Em artigo inspirado para a prestigiosa rádio pública da Universidade de Boston, o veterano jornalista Glenn Rifkin, com passagens por New York Times e Wall Street Journal, denuncia o mesmo. O articulista buscou decifrar sinais do “dia de fúria indefensável” a partir do protagonismo de Trump, há quatro anos e novamente hoje.
Para os apoiadores do presidente eleito, argumenta, a ideia de que o 6/1 é sinônimo de turba, motim ou insurreição “agora desaparecerá de vez na obscuridade”, fruto “da imaginação progressista”. Ele enxerga no provável perdão aos que invadiram o Capitólio uma “anistia” que se transformará em “maldição para os que creem nos valores fundamentais de nossa democracia”.
Paradoxo republicano
Rifkin arrisca estabelecer um paralelo com o 11 de Setembro de 2001: “Aquela data nos faz recordar a dor e a catástrofe de momento tão sombrio, mas também ilumina a força dos EUA para resistir, reconstruir e honrar seu futuro. O 6/1 poderia oferecer legado semelhante, mas agora a incerteza do futuro está tingida de medo e pavor à medida que tentamos compreender no que a nossa nação se tornou. E para onde vai.”

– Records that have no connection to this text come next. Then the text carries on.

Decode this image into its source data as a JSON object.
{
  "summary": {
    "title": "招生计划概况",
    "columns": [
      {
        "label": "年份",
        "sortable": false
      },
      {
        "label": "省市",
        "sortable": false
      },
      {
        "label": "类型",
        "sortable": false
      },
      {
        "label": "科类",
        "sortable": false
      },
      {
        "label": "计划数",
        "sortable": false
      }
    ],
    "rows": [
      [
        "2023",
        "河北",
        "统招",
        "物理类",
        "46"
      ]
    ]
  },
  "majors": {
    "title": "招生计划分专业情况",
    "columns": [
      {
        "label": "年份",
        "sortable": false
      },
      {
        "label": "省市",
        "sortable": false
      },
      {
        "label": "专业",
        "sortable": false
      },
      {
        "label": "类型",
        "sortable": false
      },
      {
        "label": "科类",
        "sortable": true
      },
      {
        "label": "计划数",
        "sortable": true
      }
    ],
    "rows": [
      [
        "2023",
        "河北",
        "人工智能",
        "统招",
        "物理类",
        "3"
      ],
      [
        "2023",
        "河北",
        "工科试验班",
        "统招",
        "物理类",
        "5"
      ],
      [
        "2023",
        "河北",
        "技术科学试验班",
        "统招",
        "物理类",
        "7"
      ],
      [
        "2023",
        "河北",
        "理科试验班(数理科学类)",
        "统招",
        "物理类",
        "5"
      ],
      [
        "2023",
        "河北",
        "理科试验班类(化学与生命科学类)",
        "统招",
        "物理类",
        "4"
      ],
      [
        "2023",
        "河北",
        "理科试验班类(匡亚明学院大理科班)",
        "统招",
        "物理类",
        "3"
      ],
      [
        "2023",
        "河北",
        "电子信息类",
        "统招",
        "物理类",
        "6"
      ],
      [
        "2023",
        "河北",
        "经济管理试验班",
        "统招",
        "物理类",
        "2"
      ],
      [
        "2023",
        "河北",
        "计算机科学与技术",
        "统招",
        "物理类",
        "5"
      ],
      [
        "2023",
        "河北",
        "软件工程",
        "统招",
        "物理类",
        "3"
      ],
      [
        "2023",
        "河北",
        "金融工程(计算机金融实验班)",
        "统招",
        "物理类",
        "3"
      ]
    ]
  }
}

Nem todos veem os dois 6/1 e o imenso e consequente hiato entre as duas datas com tamanho pessimismo. O Partido Democrata, destacam militantes, demonstrou unidade na Câmara dos Deputados na sexta-feira ao votar sem defecções no líder da minoria, deputado Hakeem Jeffries, para sua presidência. Sem a unção de seu titular seria impossível seguir com a diplomação de Trump. E ela esteve em risco por conta da ala mais extremista do Partido Republicano, com nove deputados impondo a Mike Johnson, mesmo com o apoio declarado de Trump, uma segunda votação para a confirmação.
Com maioria estreita na Câmara, a bancada governista precisará, de modo paradoxal, conter o ímpeto antissistema, característica do trumpismo, para passar a agenda mais urgente do presidente eleito, que inclui a deportação em massa de imigrantes sem documentação legal.
A estrategista republicana Kristen Anderson leu o resultado de sexta como um aviso da ultradireita na Câmara: o de que não haverá rolo compressor. Ela resumiu na CNN a vitória de Johnson: “Por suas implicações, era para ter sido o voto mais fácil para Trump. E não foi. Com a ida de dois deputados para o ministério a partir do dia 20, a vida do governo vai ficar ainda mais difícil na Câmara.”
Economia x Democracia
Mas não é nos ritos da democracia americana, crê o cientista político David Schultz, e, sim, no bolso dos cidadãos, que a segunda temporada de Trump na Casa Branca será julgada. Para um dos dos autores de “Política geracional nos EUA: dos silenciosos à Geração Z e além”, os eleitores seguem “menos preocupados com o estado da democracia do que com o preço do leite, do pão e da manteiga”:
— E os democratas ainda não entenderam isso. E essa é uma das razões pela qual eles perderam em novembro. O 6/1 é um problema maior para observadores de fora do país do que para os que vivem aqui nos EUA — afirmou ele ao GLOBO.